The Accomodation of Students（HDU-2444 ）

Problem Description

There are a group of students. Some of them may know each other, while others don't. For example, A and B know each other, B and C know each other. But this may not imply that A and C know each other.

Now you are given all pairs of students who know each other. Your task is to divide the students into two groups so that any two students in the same group don't know each other.If this goal can be achieved, then arrange them into double rooms. Remember, only paris appearing in the previous given set can live in the same room, which means only known students can live in the same room.

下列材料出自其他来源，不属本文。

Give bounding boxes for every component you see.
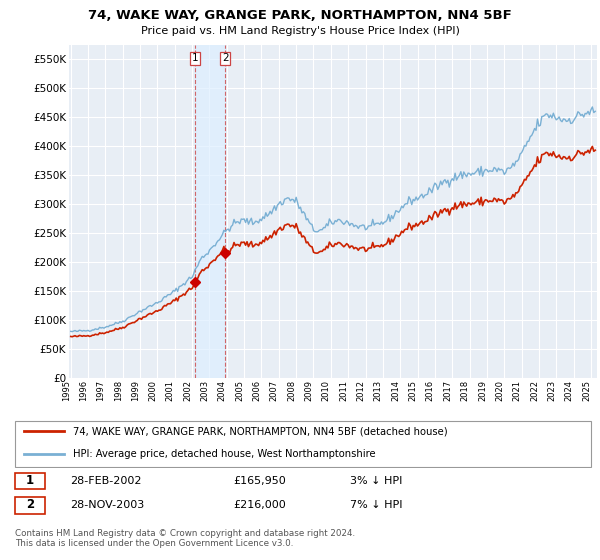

Calculate the maximum number of pairs that can be arranged into these double rooms.

Input

Proceed to the end of file.

For each data set:
The first line gives two integers, n and m(1<n<=200), indicating there are n students and m pairs of students who know each other. The next m lines give such pairs.

Output

If these students cannot be divided into two groups, print "No". Otherwise, print the maximum number of pairs that can be arranged in those rooms.

Sample Input

4 4
1 2
1 3
1 4
2 3
6 5
1 2
1 3
1 4
2 5
3 6

Sample Output

No
3

题意：给出 n 个学生 m 对关系，每对关系形如（i,j）表示第 i 个学生与第 j 个学生相互认识，现要将 n 个学生分为两组，每组中的任意两个学生都不相互认识，如果能分组的话，就将两个人放到一个房间中，求最多需要的房间数

思路：第一问实质是要判断图能否二分，第二问则是求如果能分组的情况下的最大匹配数，由于重新编号再计算最大匹配较为繁琐，因此可以将原图翻倍处理，计算出翻倍后的最大匹配数再除以二即可

Source Program

#include<iostream>
#include<cstdio>
#include<cstdlib>
#include<string>
#include<cstring>
#include<cmath>
#include<ctime>
#include<algorithm>
#include<stack>
#include<queue>
#include<vector>
#include<set>
#include<map>
#define PI acos(-1.0)
#define E 1e-6
#define MOD 16007
#define INF 0x3f3f3f3f
#define N 10001
#define LL long long
using namespace std;
bool vis[N];
int link[N];
int color[N];
vector<int> G[N];
bool dfs(int x){
    for(int i=0;i<G[x].size();i++){
        int y=G[x][i];
        if(!vis[y]){
            vis[y]=true;
            if(link[y]==-1 || dfs(link[y])){
                link[y]=x;
                return true;
            }
        }
    }
    return false;
}
bool bipartite(int x){
    for(int i=0;i<G[x].size();i++){
        int y=G[x][i];
        if(color[y]==color[x])
            return false;
        else if(color[y]==0){
            color[y]=3-color[x];
            if(!bipartite(y))
                return false;
        }
    }
    return true;
}
int hungarian(int n)
{
    memset(color,0,sizeof(color));
    for(int i=1;i<=n;i++){
        if(!color[i]){
            color[i]=1;
            if(!bipartite(i))
                return -1;
        }
    }


    int ans=0;
    for(int i=1;i<=n;i++){
        memset(vis,false,sizeof(vis));
        if(dfs(i))
            ans++;
    }
    return ans;
}
int main(){
    int n,m;
    while(scanf("%d%d",&n,&m)!=EOF&&(n+m)){
        memset(link,-1,sizeof(link));
        for(int i=0;i<N;i++)
            G[i].clear();

        while(m--){
            int x,y;
            scanf("%d%d",&x,&y);
            G[x].push_back(y);
            G[y].push_back(x);
        }

        int res=hungarian(n);
        if(res==-1)
            printf("No\n");
        else
            printf("%d\n",res/2);
    }
    return 0;
}